Which Advice to Take?
Opening Prayer
Gracious Lord, I praise You for leading me into Your Kingdom; the Kingdom of faith, hope and love.
Read 1 KINGS 12:1-20
[1]
Scripture taken from the THE HOLY BIBLE, NEW INTERNATIONAL VERSION, NIV Copyright © 1973, 1978, 1984, 2011 by Biblica, Inc.® Used by permission. All rights reserved worldwide.
Meditate
“Whoever loves discipline loves knowledge, but whoever hates correction is stupid” (Prov. 12:1). We need discernment to evaluate the advice others give us.
Think Further
The repetitive language of this story is characteristic of storytelling in oral cultures including those of the Ancient Near East and aids memorization.

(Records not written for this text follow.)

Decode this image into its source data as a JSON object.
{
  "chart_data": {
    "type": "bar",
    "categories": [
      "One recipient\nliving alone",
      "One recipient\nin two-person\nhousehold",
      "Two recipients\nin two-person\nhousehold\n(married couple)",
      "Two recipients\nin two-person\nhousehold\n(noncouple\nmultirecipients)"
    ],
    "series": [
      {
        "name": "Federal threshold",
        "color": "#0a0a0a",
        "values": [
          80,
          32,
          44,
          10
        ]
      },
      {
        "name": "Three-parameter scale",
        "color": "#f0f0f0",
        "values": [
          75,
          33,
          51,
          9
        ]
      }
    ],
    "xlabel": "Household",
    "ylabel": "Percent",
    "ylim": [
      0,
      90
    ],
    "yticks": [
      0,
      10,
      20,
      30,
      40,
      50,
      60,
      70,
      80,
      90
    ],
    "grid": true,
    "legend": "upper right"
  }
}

Like a visitor to a statuary or ancient monument, I walk slowly round the pentagon of people in the story (Rehoboam, Jeroboam, the elders, the youths and Israel), observing closely. There is a dramatic reversal between verse 1 and verse 20! Jeroboam had fled to Egypt (1 Kings 11:40), but today’s story ends with Rehoboam only just making it to his chariot in order to flee himself (18) after Adoniram, his forced-labor chief, has been stoned to death.
The narrative indicates subtly some reasons why Solomon’s project is creaking and cracking: he could never have achieved all his building and commercial projects without forced labor–the heavy yoke, the harsh labor, the whips. The elders advise a different approach: the three uses of the word “serve” make the point quietly. The youths, Rehoboam’s peers, have no time for such conciliation and gentleness: they crudely urge much more force. The narrator artfully passes his verdict on this advice by making Rehoboam omit the young men’s coarsest expression (about little finger and loins).
Rehoboam stupidly followed the advice of his peer group. The separatist cry of verse 16 had been heard before in David’s time (2 Sam. 20:1). A division is appearing between “David” and “Israel.” They had always been together, but now Israel was going to its tents and only Judah “remained loyal to the house of David” (20). I focus on the unique word translated “turn of events” in verse 15. Somehow Rehoboam’s stupidity is caught up and contained within God’s wider sovereignty. What he has spoken through his prophet will come to pass.
Apply
Recall a time when a bad choice of yours was “caught up and contained within God’s wider sovereignty.” What lessons did you learn from the experience?
Closing prayer
Mighty God, I’m grateful that You are in charge of all things, not me. Thank You for bringing good out of my bad choices.